Menurut gagasan Darmanto (1970) bentuk pengadilan bisa memenuhi persyaratan. Alhasil, Puisi Indonesia Mutakhir jadi terdakwa yang diadili; ada jaksa yang mendakwa, ada pembela yang menangkis dakwaan, terdapat orang-orang yang memberikan kesaksian dan tentu saja kemudian ada hakim yang memutuskan. Jaksanya adalah seorang Slamet Kirnanto. Majelis hakim terdiri dari dua orang, yaitu Hakim Ketua Sanento Yuliman yang didampingi hakim Darmanto.

Media sastra Horison dan Budaya Jaya di anggap tidak mampu lagi menjalankan perannya dengan penuh pertanggung jawaban. Pada awalnya Horison menunjukkan janji memberikan prasarana terbaik untuk tumbuhnya karya-karya sastra yang sehat tiba-tiba terjerumus menjadi majalah keluarga. Mendoktrin mereka agar memilih sastra sesuai selera mereka. Mereka lupa bahwa majalah tidak hanya tergantung pada kemauan redaksi, melainkan karena didukung oleh penulis-penulis dan publik pembaca. Terlebih para redaktur, adalah seniman-seniman yang secara tidak langsung melibatkan diri dibalik penulisan tersebut, yang mengandung semacam keadaan di mana hanya karya-karya yang mirip atau memiliki kecenderungan yang sama dengan mereka lah yang sudah pasti akan di muat karyanya. (Eneste, 1986)

Apabila seorang kritikus dianggap tidak becus, lebih simpatiklah rasanya bila tampil kritikus lain untuk memperlihatkan kelihaiannya, sehingga dengan sendirinya kritikus yang tidak becus itu tergeser dari kedudukannya. Demikian pula para penyair. Bukanlah mereka seharusnya saling menjelekkan, tapi hendaklah berusaha memberikan hasil yang baik menurut bakatnya. Manakah penyair yang disebut besar? Apakah ciri-ciri kebesaran sebagai penyair? Penyair manakah yang disebut penyair kecil dan apakah pula ciri-cirinya? Apakah yang disebut epigon? Di mana batas antara penyair besar, penyair kecil, dan epigon? Dapatkah dari semula mengatakan seorang penyair besar tanpa melihat perkembangannya ke depan? Tidakkah lebih baik menghubungkan epigonisme dengan pembentukan mazhab, yakni kumpulan atau golongan orang-orang sealiran dalam gaya tanggapan alam.pikiran? Bahwa ada kemungkinan persamaan-persamaan antara beberapa penyair seangkatan adalah suatu hal yang tidak selalu harus disebabkan karena epigonisme, tapi karena adanya persekeluargaan atau persenyawaan pikiran. Yang perlu diperhatikan adalah apakah ada pula perbedaan-perbedaan yang unik antara mereka semua. Dan apabila para penyair saling membicarakan sajak-sajaknya, bukanlah harus berarti bahwa mereka saling masturbasi, tapi karena memang ada saling simpati karena mengenali dan saling menyenangi oleh adanya persamaan alam pikiran. Inilah beberapa catatan yang bertalian dengan Pengadilan Puisi Indonesia Mutakhir oleh HB Jassin.

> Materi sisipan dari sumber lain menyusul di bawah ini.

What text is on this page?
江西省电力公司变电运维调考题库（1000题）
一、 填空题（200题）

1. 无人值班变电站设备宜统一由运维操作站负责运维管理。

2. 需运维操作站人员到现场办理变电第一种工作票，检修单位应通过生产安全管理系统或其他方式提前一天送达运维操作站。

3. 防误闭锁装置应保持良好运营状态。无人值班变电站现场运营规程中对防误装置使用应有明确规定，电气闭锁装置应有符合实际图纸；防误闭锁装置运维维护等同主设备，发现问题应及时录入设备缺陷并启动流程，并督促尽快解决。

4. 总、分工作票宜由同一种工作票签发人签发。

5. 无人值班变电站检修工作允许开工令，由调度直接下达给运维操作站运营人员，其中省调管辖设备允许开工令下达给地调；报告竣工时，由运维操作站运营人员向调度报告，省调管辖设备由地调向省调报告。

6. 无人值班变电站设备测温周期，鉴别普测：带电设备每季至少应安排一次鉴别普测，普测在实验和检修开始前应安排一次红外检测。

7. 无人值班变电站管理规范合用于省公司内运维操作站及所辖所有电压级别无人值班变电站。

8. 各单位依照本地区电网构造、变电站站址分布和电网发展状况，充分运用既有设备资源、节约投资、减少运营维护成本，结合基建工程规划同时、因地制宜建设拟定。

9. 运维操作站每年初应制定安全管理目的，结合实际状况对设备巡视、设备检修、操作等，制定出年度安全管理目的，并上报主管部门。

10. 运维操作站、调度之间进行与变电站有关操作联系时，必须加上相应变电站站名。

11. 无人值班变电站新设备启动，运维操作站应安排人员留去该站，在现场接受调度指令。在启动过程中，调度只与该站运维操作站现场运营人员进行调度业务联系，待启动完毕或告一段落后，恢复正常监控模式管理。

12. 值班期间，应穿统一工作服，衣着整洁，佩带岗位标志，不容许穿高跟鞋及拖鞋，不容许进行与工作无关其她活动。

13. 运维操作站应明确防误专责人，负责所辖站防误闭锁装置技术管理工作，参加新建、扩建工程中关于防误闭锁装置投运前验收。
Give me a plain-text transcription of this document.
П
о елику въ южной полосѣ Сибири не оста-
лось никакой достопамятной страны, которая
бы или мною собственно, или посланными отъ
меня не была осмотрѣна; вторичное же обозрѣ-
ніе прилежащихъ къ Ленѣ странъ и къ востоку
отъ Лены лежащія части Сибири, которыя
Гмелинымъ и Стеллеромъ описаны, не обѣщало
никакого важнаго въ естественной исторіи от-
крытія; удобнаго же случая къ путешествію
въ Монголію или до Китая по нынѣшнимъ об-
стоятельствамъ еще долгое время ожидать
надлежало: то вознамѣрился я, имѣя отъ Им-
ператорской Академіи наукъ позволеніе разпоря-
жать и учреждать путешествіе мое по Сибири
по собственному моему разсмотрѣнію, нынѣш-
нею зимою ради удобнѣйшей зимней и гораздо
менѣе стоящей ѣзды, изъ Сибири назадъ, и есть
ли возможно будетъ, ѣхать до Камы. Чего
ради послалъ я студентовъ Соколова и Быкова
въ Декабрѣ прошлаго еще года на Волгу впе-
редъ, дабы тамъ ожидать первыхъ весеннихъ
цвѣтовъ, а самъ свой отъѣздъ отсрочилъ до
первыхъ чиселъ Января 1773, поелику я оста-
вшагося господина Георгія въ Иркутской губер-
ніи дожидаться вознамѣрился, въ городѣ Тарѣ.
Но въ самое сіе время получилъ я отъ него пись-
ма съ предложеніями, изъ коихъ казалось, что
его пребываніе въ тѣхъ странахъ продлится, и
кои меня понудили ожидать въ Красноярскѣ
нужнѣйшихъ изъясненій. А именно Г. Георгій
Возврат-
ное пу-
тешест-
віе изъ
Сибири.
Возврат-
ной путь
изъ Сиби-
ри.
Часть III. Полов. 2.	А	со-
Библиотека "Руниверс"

Pandangan-pandangan Slamet Kirnanto adalah pandangan-pandangan yang tidak sehat, bau apak yang cukup berbahaya sebenarnya bagi generasi muda, terutama karena ia menganggap dirinya sebagai pembela seniman-seniman muda itu. Memforsir suatu pengakuan dengan teriakan keras dan tidak demokratis adalah tidak sehat bagi perkembangan kesusastraan kita khususnya, kebudayaan kita umumnya. Sebuah pernyataan atau statement tidak ada harganya tanpa disertai bukti-bukti dan argumentasi. Bukan perkembangan puisi yang brengsek, sudut pandang Kirnantolah yang brengsek. Inilah jawaban M.S. Hutagalung terhadap tuntutan Slamet Kirnanto.

Menurut Sapardi Djoko Damono, tuntutan Slamet Kirnanto itu ditulis dengan bahasa yang buruk, tidak berisi hal-hal baru, dan tidak kocak (kecuali, barangkali, empat buah pokok tuntutannya yang dibagian akhir tulisan itu). Barangkali kita harus menghargai Slamet Kirnanto karena “keberaniannya” tampil di Bandung. Ia berpendapat bahwa Kirnanto adalah tokoh yang terlalu “serius” untuk pertemuan serupa itu. Suasana pasti bisa lebih kocak seandainya Darmanto Jt yang bertindak sebagai “penuntut umum”.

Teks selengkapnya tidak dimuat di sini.